Under the modified terms of the Private Placement, each Unit will consist of one (1) common share in the capital of the Company (each a "Common Share") and one (1) transferable Common Share purchase warrant (each, a “Warrant”). Each Warrant will entitle the holder to purchase one Common Share at price of $0.12 per Common Share until the date which is one (1) year from the date of issuance.
All securities issued under the Private Placement, including securities issuable on exercise thereof, are subject to a hold period expiring four months and one day from the date of issuance.
The Private Placement is subject to certain conditions including, but not limited to, the receipt of all necessary approvals, including the approval of the TSX Venture Exchange.

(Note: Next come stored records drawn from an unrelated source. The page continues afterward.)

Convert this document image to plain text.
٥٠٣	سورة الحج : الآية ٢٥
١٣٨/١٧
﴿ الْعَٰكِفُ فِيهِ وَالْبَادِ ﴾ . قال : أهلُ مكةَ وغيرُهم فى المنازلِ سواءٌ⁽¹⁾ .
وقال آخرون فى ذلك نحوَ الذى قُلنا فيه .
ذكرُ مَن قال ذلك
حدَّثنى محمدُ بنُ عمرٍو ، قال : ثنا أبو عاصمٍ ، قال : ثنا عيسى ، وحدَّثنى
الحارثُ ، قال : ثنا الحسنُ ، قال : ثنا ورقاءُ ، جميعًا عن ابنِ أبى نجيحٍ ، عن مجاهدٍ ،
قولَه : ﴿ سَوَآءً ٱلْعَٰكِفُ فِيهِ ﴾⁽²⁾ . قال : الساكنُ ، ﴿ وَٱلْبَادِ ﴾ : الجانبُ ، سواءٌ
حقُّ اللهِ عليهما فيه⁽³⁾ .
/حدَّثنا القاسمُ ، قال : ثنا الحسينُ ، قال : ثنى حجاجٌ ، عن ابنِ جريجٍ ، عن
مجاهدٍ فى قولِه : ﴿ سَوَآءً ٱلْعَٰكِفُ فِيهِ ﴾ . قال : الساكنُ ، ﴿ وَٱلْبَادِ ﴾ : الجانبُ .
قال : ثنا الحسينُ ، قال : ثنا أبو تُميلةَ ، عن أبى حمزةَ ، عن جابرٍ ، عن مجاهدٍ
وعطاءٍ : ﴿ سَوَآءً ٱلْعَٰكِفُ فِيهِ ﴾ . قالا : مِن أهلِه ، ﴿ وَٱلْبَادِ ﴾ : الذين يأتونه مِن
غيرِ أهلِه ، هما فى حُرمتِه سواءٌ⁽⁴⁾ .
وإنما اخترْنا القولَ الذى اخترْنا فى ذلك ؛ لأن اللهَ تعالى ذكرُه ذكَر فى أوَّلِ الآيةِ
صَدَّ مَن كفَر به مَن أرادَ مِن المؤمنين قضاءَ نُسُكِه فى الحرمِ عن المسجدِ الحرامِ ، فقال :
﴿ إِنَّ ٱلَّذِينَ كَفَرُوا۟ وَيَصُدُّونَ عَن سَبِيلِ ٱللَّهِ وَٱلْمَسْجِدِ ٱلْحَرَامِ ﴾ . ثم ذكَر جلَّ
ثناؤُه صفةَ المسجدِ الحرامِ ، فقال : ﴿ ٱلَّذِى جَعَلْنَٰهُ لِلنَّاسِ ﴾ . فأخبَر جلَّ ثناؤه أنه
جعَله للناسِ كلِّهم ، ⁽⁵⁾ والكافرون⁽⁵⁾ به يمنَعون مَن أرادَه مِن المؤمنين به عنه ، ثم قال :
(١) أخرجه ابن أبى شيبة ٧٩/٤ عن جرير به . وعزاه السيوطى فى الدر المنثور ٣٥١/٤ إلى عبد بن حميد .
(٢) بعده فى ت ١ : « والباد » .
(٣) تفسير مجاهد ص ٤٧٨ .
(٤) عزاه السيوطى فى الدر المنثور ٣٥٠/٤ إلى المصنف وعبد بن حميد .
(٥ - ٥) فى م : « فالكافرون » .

On behalf of the Board of Directors,
Nevado Resources Corporation
Mr. Tyson King, President and CEO
For further information, please contact the Company at:
Tel.: (604) 683-3396
This news release may include forward-looking information that is subject to risks and uncertainties. All statements within, other than statements of historical fact, are to be considered forward-looking, including statements with respect to the closing of the Private Placement, use of proceeds from the Private Placement. Although the Company believes the expectations expressed in such forward-looking information are based on reasonable assumptions, such information is not a guarantee of future performance and actual results or developments may differ materially from those contained in forward-looking information. Factors that could cause actual results to differ materially from those in forward-looking information include, but are not limited to, fluctuations in market prices, successes of the operations of the Company, the Company’s ability to close the Private Placement, continued availability of capital and financing and general economic, market or business conditions. There can be no assurances that such information will prove accurate and, therefore, readers are advised to rely on their own evaluation of such uncertainties. The Company does not assume any obligation to update any forward-looking information except as required under the applicable securities laws.
Neither the NEX nor its Regulation Services Provider (as that term is defined in policies of the TSX Venture Exchange) accepts responsibility for the adequacy or accuracy of this release.